Spam, spam, beautiful spam.

I always enjoy looking at my browser's spam folder before I delete it. On rare occasion, there's something that's actually supposed to have come to me. But there's always the unintentionally hilarious email that's intended to grab my attention.

The one I've been getting lately - about every third day for the past month - has a subject line of "what a stupid face you have here johnstoner."

Well, that surely gets my attention. Not entirely sure what it's selling, unless there's some sort of new profile enhancement scam of which I am unaware. And not sure it's doing a really good job of making me want to open the email to find out.

Sunday, June 15, 2008

Fellowship of the Ring, the concert

I went out to Wolf Trap a couple of weeks ago, to see The Fellowship of the Ring. Yes, an outdoor showing of the movie, digitally projected in HD-quality. But this was a special print – it didn’t have the score. Sure, it had the dialogue and any sound effects. But the score itself was performed by an orchestra. And a 200-person choir, and soloists.

They billed it as the “world premiere” of a live performance of the score done to the movie. (The score has been separately performed as a concert, but never with the movie.)

I’ve been to three or four other orchestral performances of scores at movies, notably the Abel Gance 1927 silent film masterpiece Napoleon, but this was the first time I’ve been to a live performance of a score to a sound movie.

Absolutely amazing. Really shows how much a score adds to a movie, and having it live made it almost 3-D in character. The orchestra had some extra instruments, called for by the score: Japanese and African war drums, anvils, metal plates suspended by wire. And the soloists were superb.

I could not identify any instances where the score was off from where it was supposed to be, or any errors. There were certainly times where the volume was louder or softer compared to the dialog than it had been in the movie, but hey! It’s a live performance!

Really a lot of fun. Only drawbacks were that (a) they had to wait until dark to start the movie (hello! It’s a movie), so it started at 8:30 and, with an intermission, ended after midnight, kind of late for a school night, and (b) it was mighty cold. Probably 50 degrees when the movie started, and certainly less than that when it ended, and it felt chillier when the wind blew through the house.

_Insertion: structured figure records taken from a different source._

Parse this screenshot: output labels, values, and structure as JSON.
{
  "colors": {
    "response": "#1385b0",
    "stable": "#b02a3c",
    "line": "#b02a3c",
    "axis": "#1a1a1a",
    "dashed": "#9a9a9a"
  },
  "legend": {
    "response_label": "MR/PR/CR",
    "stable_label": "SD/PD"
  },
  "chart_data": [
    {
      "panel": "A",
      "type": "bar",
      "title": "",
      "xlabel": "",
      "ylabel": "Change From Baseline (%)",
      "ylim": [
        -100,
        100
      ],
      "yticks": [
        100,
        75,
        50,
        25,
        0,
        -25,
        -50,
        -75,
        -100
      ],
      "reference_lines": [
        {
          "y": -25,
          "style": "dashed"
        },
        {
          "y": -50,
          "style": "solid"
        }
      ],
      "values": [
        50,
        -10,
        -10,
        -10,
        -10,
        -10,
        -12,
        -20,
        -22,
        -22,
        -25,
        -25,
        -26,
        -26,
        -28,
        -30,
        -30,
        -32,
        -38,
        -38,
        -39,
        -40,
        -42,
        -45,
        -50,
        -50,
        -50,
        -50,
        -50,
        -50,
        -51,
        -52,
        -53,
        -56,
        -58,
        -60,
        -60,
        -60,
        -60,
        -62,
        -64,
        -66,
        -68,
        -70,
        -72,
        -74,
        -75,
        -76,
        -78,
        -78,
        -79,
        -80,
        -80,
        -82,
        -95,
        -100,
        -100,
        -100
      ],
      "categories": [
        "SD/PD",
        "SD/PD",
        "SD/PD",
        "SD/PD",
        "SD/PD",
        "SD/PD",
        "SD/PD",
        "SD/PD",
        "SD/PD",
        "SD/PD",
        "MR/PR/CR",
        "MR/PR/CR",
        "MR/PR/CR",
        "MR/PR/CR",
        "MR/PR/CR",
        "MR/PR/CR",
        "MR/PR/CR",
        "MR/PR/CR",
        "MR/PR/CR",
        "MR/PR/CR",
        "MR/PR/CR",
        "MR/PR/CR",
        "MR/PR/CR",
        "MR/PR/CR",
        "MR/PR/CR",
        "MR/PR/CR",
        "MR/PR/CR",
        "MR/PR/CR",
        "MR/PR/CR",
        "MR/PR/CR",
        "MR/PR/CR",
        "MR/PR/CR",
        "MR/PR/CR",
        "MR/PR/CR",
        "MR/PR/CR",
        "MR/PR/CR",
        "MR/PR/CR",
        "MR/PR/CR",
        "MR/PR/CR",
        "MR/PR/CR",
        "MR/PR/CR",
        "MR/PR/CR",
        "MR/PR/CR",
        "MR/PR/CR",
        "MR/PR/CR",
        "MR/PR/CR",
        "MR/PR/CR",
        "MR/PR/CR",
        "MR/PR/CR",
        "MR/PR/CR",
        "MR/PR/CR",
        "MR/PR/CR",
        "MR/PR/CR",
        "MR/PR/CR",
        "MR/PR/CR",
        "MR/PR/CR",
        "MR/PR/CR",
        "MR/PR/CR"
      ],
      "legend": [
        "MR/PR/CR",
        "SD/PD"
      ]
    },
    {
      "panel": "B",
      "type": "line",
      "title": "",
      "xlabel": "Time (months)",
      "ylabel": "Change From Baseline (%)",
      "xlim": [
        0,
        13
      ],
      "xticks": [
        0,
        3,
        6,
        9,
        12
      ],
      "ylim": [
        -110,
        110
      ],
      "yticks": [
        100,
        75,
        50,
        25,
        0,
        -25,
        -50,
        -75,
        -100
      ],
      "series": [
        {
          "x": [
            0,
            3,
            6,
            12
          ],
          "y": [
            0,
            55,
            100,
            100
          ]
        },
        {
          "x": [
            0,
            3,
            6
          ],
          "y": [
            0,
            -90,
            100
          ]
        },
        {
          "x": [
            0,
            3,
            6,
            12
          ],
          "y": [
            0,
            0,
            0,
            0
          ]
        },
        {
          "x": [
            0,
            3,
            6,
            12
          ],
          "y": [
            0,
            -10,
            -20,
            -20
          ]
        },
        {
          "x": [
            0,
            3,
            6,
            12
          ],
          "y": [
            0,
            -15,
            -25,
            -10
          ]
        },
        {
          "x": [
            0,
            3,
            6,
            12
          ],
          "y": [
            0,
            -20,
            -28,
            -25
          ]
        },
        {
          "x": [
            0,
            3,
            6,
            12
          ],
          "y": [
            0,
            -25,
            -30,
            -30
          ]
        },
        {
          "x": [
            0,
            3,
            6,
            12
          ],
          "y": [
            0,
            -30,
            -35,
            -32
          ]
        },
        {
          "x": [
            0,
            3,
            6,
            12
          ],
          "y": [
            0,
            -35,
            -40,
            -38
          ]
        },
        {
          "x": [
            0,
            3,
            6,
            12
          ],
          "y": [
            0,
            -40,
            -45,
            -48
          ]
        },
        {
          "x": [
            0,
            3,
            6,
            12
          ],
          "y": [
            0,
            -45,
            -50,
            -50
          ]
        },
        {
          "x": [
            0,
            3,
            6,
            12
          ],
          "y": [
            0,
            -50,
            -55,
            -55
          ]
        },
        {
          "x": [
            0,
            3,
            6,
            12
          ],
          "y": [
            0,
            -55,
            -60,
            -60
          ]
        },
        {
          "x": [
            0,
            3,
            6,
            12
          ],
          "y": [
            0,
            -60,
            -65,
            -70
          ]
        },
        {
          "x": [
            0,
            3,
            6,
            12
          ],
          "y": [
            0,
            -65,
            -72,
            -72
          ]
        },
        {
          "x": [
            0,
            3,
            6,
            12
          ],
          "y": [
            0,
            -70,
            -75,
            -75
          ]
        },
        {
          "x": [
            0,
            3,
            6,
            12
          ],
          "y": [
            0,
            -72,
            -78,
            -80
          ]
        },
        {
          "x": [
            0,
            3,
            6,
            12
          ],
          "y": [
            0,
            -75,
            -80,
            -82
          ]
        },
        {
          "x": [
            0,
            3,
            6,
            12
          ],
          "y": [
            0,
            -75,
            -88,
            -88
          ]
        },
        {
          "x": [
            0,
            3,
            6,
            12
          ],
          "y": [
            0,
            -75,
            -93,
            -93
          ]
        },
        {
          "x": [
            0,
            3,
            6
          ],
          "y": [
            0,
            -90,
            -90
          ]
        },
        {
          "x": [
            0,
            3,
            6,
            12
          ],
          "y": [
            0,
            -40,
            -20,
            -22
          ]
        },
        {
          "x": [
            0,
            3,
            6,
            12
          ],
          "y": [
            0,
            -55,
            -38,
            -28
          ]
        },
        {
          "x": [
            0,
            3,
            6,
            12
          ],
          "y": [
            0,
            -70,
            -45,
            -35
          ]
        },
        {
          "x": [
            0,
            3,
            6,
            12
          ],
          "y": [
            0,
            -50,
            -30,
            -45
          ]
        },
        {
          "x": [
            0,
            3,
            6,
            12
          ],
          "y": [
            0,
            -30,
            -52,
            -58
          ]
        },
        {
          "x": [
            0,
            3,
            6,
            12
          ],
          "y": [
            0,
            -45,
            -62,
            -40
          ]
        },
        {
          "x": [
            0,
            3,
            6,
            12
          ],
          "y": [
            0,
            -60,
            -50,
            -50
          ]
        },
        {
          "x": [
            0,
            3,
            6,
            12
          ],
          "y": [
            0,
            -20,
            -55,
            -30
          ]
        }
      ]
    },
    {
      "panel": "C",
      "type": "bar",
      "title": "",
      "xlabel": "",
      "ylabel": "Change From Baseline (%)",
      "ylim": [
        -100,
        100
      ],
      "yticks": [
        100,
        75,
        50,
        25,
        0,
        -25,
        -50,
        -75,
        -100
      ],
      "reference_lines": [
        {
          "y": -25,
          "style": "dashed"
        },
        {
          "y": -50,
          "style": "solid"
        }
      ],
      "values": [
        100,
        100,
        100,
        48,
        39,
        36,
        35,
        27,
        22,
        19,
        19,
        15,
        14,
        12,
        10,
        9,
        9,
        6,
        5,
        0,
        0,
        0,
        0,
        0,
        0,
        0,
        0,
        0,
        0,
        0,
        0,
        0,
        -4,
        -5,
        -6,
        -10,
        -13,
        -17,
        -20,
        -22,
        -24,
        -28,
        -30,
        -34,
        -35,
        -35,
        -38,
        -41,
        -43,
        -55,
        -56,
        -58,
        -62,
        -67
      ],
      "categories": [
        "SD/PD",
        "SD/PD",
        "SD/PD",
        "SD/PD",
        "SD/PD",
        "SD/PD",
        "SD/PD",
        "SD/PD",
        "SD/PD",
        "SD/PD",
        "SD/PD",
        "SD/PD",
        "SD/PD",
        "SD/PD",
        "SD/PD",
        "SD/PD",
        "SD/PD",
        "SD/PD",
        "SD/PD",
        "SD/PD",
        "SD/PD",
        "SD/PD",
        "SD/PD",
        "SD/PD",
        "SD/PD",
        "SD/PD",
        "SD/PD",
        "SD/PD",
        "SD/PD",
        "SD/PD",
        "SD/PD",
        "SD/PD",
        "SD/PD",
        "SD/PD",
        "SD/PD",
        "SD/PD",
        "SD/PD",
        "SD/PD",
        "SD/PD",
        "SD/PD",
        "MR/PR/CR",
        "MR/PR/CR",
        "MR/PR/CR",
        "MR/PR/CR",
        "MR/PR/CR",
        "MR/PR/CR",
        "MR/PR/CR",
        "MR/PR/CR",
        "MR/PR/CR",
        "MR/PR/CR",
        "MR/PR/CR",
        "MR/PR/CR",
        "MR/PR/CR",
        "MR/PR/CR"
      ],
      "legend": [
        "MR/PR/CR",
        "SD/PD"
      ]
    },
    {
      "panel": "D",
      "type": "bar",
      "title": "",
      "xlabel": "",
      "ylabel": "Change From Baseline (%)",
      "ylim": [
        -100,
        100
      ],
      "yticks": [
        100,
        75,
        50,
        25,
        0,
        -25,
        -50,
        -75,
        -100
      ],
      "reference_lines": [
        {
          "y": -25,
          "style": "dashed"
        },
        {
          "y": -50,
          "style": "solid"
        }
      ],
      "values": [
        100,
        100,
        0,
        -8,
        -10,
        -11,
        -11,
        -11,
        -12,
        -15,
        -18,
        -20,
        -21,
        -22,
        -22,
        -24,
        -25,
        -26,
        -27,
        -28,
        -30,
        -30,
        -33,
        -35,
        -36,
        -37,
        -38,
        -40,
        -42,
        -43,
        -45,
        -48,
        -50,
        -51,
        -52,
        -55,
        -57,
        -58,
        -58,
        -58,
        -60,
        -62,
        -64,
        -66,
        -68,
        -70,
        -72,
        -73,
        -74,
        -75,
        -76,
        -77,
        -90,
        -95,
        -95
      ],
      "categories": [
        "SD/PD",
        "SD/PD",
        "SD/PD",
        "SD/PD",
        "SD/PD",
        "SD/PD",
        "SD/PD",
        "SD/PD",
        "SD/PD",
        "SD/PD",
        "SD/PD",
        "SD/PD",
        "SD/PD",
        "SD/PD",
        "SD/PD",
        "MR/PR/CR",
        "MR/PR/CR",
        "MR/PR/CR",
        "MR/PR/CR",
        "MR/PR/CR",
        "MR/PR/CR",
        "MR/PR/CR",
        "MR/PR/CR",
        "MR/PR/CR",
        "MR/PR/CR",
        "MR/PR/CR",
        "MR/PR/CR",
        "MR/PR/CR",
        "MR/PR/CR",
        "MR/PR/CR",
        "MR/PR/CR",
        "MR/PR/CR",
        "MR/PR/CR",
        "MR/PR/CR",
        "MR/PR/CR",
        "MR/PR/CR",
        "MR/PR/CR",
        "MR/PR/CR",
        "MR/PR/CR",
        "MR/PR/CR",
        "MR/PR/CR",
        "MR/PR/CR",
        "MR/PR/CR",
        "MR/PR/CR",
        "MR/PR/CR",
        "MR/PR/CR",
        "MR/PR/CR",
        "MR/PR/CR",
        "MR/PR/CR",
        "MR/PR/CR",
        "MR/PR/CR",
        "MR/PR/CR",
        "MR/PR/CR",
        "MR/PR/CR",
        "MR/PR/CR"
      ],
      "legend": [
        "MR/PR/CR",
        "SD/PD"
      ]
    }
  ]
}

As I hadn’t really thought about the weather when I started out from Richmond, where it had been in the high 70’s in the afternoon, I was really happy that I had not cleaned my car out for the trip, so I still had a sweatshirt in the trunk and a down jacket in the back seat. I put them to good use at the movie. (And, of course, if they had waited until later in the year for the performance, when it would have been warmer, they’d have also had to wait until even later in the evening for it to get dark. Late May and done shortly after midnight is much better than mid-July and ending after 1 a.m.)